Im Bezirk St. Veit gibt es wieder mehr Jobs
Aktuelle Statistik des AMS zeigt: Zahl der Arbeitslosen im Bezirk sinkt. Vor allem Männer profitieren vom Aufschwung. Dennoch: Die Situation auf dem Arbeitsmarkt ist weiterhin angespannt.
Wirtschaftskrise und Arbeitslosigkeit sind miteinander verbunden. Seit ein paar Monaten haben diese beiden Begriffe ein klein wenig von ihrem "Schrecken" verloren. Die Konjunktur steigt und mit ihr werden wieder Arbeitskräfte gebraucht. Das belegt der aktuelle Monatsbericht des Arbeitsmarktservice Kärnten (AMS). Wie berichtet, ist die Arbeitslosigkeit im September kärntenweit gegenüber dem Vergleichszeitraum des Vorjahres um 10,2 Prozent zurückgegangen.
Für den Bezirk St. Veit sieht die Statistik sogar noch etwas erfreulicher aus. 1315 Menschen waren im Vormonat als arbeitslos vorgemerkt. Das macht im Vergleich zum Vorjahr ein Minus von 15,5 Prozent (absolut 241 Personen). Im Bezirksvergleich nimmt St. Veit hinter Wolfsberg (minus 34 Prozent) Rang zwei ein.
"Gewinner" in der Statistik ist das männliche Geschlecht. Hier kommt es zu einer Verringerung von 21,4 Prozent. Das sei darauf zurückzuführen, dass typische Männerberufe von der Entwicklung besonders profitieren.
Mehr Stellenangebote
"In den Branchen Holz, Industrie und Maschinenbau ist eine Verbesserung zu merken", bestätigt Günter Krassnig, Leiter der regionalen Geschäftsstelle des AMS. Frauen sind auf dem Arbeitsmarkt weiterhin im Hintertreffen. Hier beträgt die Abnahme gerade mal 8,6 Prozent. Dass die menschliche Arbeitskraft im Bezirk wieder gefragter ist, zeigt auch ein Blick auf die Statistik bei den offenen Stellen. Im Bezirk gibt es im Vergleich zum September 2009 um 51,2 Prozent mehr Stellenangebote. Mit diesem Prozentsatz ist St. Veit Spitzenreiter in Kärnten. Dieser Trend ist auch bei den Berufseinsteigern - den Jugendlichen - abzulesen. Es gibt um 13 weniger Lehrstellensuchende, 38 sind es an der Zahl. 46 Lehrstellen sind sofort verfügbar.

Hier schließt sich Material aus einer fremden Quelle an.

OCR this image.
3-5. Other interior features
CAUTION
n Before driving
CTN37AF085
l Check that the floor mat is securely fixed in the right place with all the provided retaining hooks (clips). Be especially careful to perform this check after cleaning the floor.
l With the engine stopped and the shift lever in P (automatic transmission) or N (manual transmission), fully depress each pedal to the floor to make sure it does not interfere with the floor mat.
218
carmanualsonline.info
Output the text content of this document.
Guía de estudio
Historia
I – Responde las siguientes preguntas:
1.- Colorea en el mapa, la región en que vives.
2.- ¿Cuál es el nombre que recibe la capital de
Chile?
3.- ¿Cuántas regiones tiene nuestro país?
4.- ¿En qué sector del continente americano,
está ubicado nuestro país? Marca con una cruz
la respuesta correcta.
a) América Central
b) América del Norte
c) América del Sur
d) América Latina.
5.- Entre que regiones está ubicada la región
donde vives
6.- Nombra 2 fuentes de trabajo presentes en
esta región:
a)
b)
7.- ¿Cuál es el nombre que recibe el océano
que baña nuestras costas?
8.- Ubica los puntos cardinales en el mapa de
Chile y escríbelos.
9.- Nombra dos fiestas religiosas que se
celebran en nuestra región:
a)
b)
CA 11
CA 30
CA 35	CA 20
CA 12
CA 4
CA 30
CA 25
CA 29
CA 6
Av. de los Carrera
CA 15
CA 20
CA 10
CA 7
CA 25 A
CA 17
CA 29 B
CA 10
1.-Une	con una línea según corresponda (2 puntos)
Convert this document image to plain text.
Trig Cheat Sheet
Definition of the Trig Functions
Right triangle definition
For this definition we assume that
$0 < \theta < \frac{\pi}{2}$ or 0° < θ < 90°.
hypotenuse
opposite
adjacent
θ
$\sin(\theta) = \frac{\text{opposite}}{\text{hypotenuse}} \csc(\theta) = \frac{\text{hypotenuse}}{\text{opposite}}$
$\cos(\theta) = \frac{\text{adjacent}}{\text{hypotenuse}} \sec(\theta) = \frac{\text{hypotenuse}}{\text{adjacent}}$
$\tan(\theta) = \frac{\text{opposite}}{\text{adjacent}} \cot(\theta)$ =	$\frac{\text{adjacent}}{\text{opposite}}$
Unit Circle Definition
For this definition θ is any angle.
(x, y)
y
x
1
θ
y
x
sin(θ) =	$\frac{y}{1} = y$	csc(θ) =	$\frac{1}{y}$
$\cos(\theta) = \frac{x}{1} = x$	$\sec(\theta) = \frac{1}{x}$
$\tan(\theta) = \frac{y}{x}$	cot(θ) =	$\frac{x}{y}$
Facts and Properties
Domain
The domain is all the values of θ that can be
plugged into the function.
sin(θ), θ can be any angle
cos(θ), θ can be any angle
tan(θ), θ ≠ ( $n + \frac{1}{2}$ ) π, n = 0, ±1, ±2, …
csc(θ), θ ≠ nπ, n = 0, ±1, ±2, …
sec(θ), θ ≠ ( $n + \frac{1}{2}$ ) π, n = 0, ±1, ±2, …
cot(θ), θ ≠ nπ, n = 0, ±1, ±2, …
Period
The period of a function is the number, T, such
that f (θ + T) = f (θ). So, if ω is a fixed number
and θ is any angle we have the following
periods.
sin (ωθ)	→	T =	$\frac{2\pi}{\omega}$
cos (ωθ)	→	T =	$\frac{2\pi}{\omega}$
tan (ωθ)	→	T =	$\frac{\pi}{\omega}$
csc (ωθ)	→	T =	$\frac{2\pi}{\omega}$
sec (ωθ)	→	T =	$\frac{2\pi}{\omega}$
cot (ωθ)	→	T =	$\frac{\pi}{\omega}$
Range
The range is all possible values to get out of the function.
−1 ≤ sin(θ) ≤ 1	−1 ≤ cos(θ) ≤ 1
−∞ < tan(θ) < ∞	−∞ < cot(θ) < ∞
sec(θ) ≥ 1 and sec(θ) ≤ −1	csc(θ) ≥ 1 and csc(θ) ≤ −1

Trotz der positiven Zahlen darf keine Euphorie aufkommen. "Es ist eine leichte Entspannung eingetreten. Die Situation hat sich positiver entwickelt als erwartet. Es wird aber ein längerer Prozess werden, bis wir die positiven Daten von 2008 wieder erreicht haben", stellt Krassnig klar.
Viele Jobs vernichtet
Ins gleiche Horn bläst man auch vonseiten der St. Veiter Wirtschaftstreibenden. "Die offenen Stellen und die Lehrstellen steigen - das sind gute Indikatoren. Wir reden aber noch lange nicht von einer Situation wie im Jahr 2008. Es sind seit damals zu viele Arbeitsplätze vernichtet worden", macht Robert Meisslitzer, Bezirksstellenleiter in der Wirtschaftskammer Kärnten, die derzeitige Situation deutlich.